加えて使い続けると肉体が形も重さも無い幻想へと傾斜していき、上条の存在自体が危うくなる。
地の文では「幻想になる」「侵食されていく」と表現され、その危険信号として上条の影が古ぼけた蛍光灯のように明滅する。
そのため時間が経つほど不利となり、CRCも途中からはまともに付き合わず、時間稼ぎや逃走で上条を追い詰めて形勢逆転している。
最終的には仲間の協力により撃退し、リミットは回避されたが、実際にリミットを迎えた場合上条がどうなるのかは不明。

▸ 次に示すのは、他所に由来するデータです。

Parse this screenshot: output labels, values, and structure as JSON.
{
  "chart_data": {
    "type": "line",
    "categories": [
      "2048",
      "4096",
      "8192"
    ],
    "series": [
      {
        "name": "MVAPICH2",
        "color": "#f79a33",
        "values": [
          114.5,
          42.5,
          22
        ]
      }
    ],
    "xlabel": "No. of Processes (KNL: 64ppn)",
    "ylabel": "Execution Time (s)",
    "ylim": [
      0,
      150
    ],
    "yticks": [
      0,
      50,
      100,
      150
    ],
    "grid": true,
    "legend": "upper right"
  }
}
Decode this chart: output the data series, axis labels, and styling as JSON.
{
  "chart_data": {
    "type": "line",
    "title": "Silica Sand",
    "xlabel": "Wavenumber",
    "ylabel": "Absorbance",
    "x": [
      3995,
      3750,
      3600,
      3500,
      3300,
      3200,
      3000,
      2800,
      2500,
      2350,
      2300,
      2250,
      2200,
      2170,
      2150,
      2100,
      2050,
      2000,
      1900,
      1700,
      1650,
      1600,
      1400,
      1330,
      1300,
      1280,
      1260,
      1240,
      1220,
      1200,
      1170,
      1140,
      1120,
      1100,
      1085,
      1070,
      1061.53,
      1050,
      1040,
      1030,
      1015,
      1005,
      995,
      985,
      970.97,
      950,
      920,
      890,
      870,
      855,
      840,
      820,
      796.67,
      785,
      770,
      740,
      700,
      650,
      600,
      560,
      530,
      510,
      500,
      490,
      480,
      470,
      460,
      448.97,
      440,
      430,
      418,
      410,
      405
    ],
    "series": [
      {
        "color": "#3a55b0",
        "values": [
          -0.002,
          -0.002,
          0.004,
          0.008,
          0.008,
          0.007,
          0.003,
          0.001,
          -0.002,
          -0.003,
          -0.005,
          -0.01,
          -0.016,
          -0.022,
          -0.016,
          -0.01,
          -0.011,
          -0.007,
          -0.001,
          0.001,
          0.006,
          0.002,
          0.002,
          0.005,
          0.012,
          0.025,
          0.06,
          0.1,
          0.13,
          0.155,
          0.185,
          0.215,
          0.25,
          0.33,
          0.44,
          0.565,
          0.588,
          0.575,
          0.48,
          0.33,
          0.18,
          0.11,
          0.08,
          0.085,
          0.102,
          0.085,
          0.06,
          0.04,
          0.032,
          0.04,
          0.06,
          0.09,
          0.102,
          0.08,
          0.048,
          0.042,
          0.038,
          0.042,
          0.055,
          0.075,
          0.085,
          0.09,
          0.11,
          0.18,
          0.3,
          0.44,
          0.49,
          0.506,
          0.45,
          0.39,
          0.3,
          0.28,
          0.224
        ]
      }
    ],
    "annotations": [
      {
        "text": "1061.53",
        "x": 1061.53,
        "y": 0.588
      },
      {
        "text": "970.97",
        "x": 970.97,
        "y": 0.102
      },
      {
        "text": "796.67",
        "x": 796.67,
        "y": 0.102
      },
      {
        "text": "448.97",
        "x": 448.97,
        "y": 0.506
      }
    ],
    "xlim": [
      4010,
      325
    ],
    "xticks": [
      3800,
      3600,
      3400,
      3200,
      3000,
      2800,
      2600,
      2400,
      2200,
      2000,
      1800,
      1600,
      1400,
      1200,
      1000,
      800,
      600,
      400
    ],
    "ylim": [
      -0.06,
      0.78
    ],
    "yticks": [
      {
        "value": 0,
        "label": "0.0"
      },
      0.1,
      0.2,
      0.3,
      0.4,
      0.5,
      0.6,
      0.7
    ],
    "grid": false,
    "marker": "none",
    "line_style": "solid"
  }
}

あとがきでは一回限りの反則と書かれており、上条自身も二度とこの力を使わない事を決めているため、
今後『竜王の顎』が上条の意思で使用される可能性は限りなく低い。
因みにこの「竜」を見たCRCは「
薔薇十字」のパナケアになぞらえて、幻想殺しを「硝子の器」、竜王の顎を「世界を治す秘薬」と表現している。
作中で描写された能力は以下。
それまで誰も対応できなかった炭素弾を「竜」の口で受け止め、「竜」を差し向けるだけの些細な一撃でCRCを数十メートルも吹き飛ばした。
上条自身の身体能力が大きく向上する。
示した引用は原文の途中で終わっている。